Tests are encouraged at least once a year in the first two years of life, and more frequently when elevated lead levels are detected. However, advocates are disappointed that lead testing has yet to be made mandatory like immunizations from measles and other diseases.

Ms. Huang said her staff seeks to make cursory inspections and offer guidance to families when children are found to have 5 to 9 micrograms of lead in the blood.

For children found with higher levels of lead in their blood, Ms. Huang said case managers are assigned to assist the families on ways to secure treatment and to use healthy foods to help reduce the levels of lead in their children’s blood.

RCHD also pursues landlords and homeowners to get lead paint or other lead sources removed or remediated if a child is discovered to have blood lead levels of 10 micrograms or more. If a home is found to pose an imminent public health threat because of a lead hazard, then the Richmond City Health District has the authority to condemn the property.

RCHD also is working with the city building inspector to ensure that contractors renovating buildings understand and follow federal renovation, repair and painting rules when dealing with lead-based paint or other materials, she said.

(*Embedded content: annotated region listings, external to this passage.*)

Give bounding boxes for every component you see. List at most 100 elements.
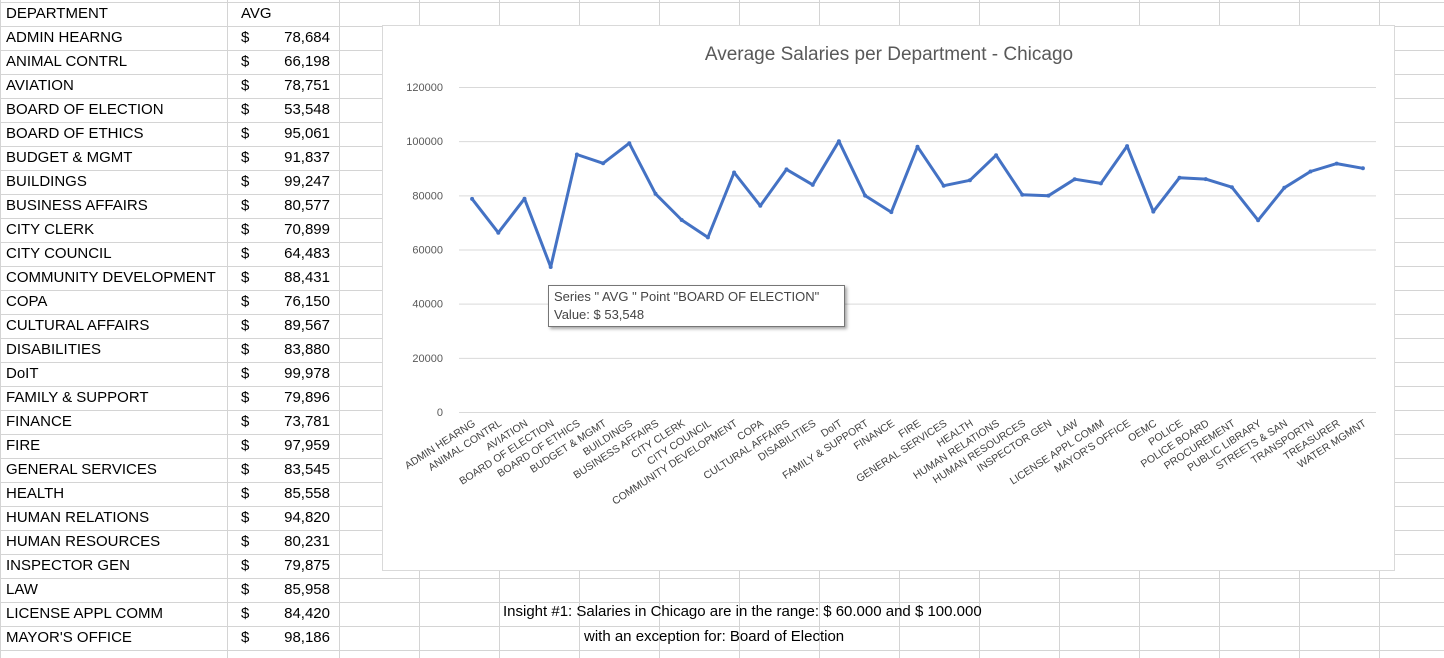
data-point [1256, 218, 1261, 223]
cell-avg[interactable]: 64,483 [284, 245, 330, 262]
cell-avg[interactable]: 83,545 [284, 461, 330, 478]
cell-avg[interactable]: 97,959 [284, 437, 330, 454]
cell-avg[interactable]: 99,978 [284, 365, 330, 382]
cell-currency[interactable]: $ [241, 557, 250, 574]
header-department[interactable]: DEPARTMENT [6, 5, 108, 22]
insight-line-1: Insight #1: Salaries in Chicago are in t… [503, 603, 982, 620]
header-avg[interactable]: AVG [241, 5, 272, 22]
cell-currency[interactable]: $ [241, 173, 250, 190]
cell-currency[interactable]: $ [241, 437, 250, 454]
y-tick-label: 20000 [412, 353, 443, 365]
data-point [705, 235, 710, 240]
cell-department[interactable]: INSPECTOR GEN [6, 557, 130, 574]
cell-avg[interactable]: 88,431 [284, 269, 330, 286]
cell-department[interactable]: BUDGET & MGMT [6, 149, 133, 166]
cell-currency[interactable]: $ [241, 77, 250, 94]
cell-department[interactable]: DoIT [6, 365, 39, 382]
cell-department[interactable]: HUMAN RELATIONS [6, 509, 150, 526]
cell-department[interactable]: LAW [6, 581, 38, 598]
cell-currency[interactable]: $ [241, 629, 250, 646]
cell-currency[interactable]: $ [241, 605, 250, 622]
line-chart[interactable]: Average Salaries per Department - Chicag… [382, 25, 1395, 571]
cell-department[interactable]: AVIATION [6, 77, 74, 94]
cell-currency[interactable]: $ [241, 485, 250, 502]
cell-avg[interactable]: 99,247 [284, 173, 330, 190]
cell-department[interactable]: CITY CLERK [6, 221, 95, 238]
cell-currency[interactable]: $ [241, 317, 250, 334]
cell-avg[interactable]: 66,198 [284, 53, 330, 70]
cell-avg[interactable]: 89,567 [284, 317, 330, 334]
data-point [1229, 185, 1234, 190]
cell-currency[interactable]: $ [241, 509, 250, 526]
cell-department[interactable]: COPA [6, 293, 48, 310]
cell-avg[interactable]: 79,896 [284, 389, 330, 406]
data-point [1177, 175, 1182, 180]
chart-tooltip: Series " AVG " Point "BOARD OF ELECTION"… [548, 285, 845, 327]
cell-department[interactable]: GENERAL SERVICES [6, 461, 157, 478]
cell-currency[interactable]: $ [241, 413, 250, 430]
cell-department[interactable]: FINANCE [6, 413, 72, 430]
cell-currency[interactable]: $ [241, 293, 250, 310]
cell-department[interactable]: CULTURAL AFFAIRS [6, 317, 150, 334]
cell-avg[interactable]: 98,186 [284, 629, 330, 646]
cell-currency[interactable]: $ [241, 581, 250, 598]
cell-department[interactable]: ADMIN HEARNG [6, 29, 123, 46]
cell-currency[interactable]: $ [241, 221, 250, 238]
data-point [810, 182, 815, 187]
cell-currency[interactable]: $ [241, 389, 250, 406]
tooltip-series-point: Series " AVG " Point "BOARD OF ELECTION" [554, 289, 820, 304]
cell-avg[interactable]: 79,875 [284, 557, 330, 574]
cell-currency[interactable]: $ [241, 29, 250, 46]
cell-avg[interactable]: 95,061 [284, 125, 330, 142]
cell-avg[interactable]: 76,150 [284, 293, 330, 310]
cell-currency[interactable]: $ [241, 53, 250, 70]
cell-avg[interactable]: 80,231 [284, 533, 330, 550]
cell-currency[interactable]: $ [241, 461, 250, 478]
cell-department[interactable]: BUILDINGS [6, 173, 87, 190]
data-point [889, 210, 894, 215]
cell-avg[interactable]: 83,880 [284, 341, 330, 358]
cell-currency[interactable]: $ [241, 269, 250, 286]
cell-currency[interactable]: $ [241, 101, 250, 118]
cell-currency[interactable]: $ [241, 245, 250, 262]
cell-department[interactable]: MAYOR'S OFFICE [6, 629, 132, 646]
cell-department[interactable]: BOARD OF ETHICS [6, 125, 144, 142]
cell-currency[interactable]: $ [241, 533, 250, 550]
cell-department[interactable]: HUMAN RESOURCES [6, 533, 161, 550]
data-point [522, 196, 527, 201]
cell-avg[interactable]: 94,820 [284, 509, 330, 526]
cell-department[interactable]: COMMUNITY DEVELOPMENT [6, 269, 216, 286]
cell-avg[interactable]: 78,751 [284, 77, 330, 94]
cell-department[interactable]: BUSINESS AFFAIRS [6, 197, 148, 214]
cell-department[interactable]: LICENSE APPL COMM [6, 605, 163, 622]
y-tick-label: 100000 [406, 136, 443, 148]
cell-currency[interactable]: $ [241, 197, 250, 214]
cell-currency[interactable]: $ [241, 341, 250, 358]
cell-currency[interactable]: $ [241, 149, 250, 166]
cell-avg[interactable]: 73,781 [284, 413, 330, 430]
cell-department[interactable]: CITY COUNCIL [6, 245, 112, 262]
cell-avg[interactable]: 78,684 [284, 29, 330, 46]
cell-currency[interactable]: $ [241, 125, 250, 142]
tooltip-value: Value: $ 53,548 [554, 307, 645, 322]
cell-avg[interactable]: 91,837 [284, 149, 330, 166]
data-point [1020, 192, 1025, 197]
cell-currency[interactable]: $ [241, 365, 250, 382]
cell-avg[interactable]: 84,420 [284, 605, 330, 622]
data-point [758, 203, 763, 208]
cell-avg[interactable]: 80,577 [284, 197, 330, 214]
cell-department[interactable]: DISABILITIES [6, 341, 102, 358]
cell-avg[interactable]: 85,558 [284, 485, 330, 502]
cell-department[interactable]: FAMILY & SUPPORT [6, 389, 149, 406]
y-tick-label: 0 [437, 407, 443, 419]
data-point [679, 217, 684, 222]
cell-department[interactable]: ANIMAL CONTRL [6, 53, 128, 70]
cell-avg[interactable]: 53,548 [284, 101, 330, 118]
cell-avg[interactable]: 85,958 [284, 581, 330, 598]
cell-department[interactable]: FIRE [6, 437, 41, 454]
cell-department[interactable]: HEALTH [6, 485, 65, 502]
cell-department[interactable]: BOARD OF ELECTION [6, 101, 164, 118]
data-point [1151, 209, 1156, 214]
y-tick-label: 120000 [406, 82, 443, 94]
cell-avg[interactable]: 70,899 [284, 221, 330, 238]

Ms. Huang said that RCHD has three full-time employees assigned to the lead program, but has been able to do more because the Centers for Disease Control provides three additional people to work with the Lead Safe & Healthy Homes Initiative.

But the effort is insufficient, said Richmonder Zakia Shabazz, a family advocate who founded United Parents Against Lead after her son was found to have lead poisoning in the early 1990s. She has led the group for 20 years.

“There’s a lot of inaction in my viewpoint,” said Ms. Shabazz. “The Health District is still using children as lead detectors. They won’t inspect until a child is found to have elevated lead levels. They are not doing enough to be proactive. There is no reason they have to wait to do inspections until a child is poisoned.”

She also is disappointed at the city’s failure to go after federal grants to beef up its lead program and gain funding to remediate lead paint.

Families often are trapped in homes where their children are exposed to lead hazards because they cannot afford to move, she said.

Her group used to offer a lead-free apartment where families could live temporarily until they could relocate, but it had to end the program.

“This is really needed,” Ms. Shabazz said, and it’s evidence that the problem is downplayed.

Her hope is that the crisis in Flint will raise awareness and show the “need to get serious about eradicating the hazard of lead in our lifetime.”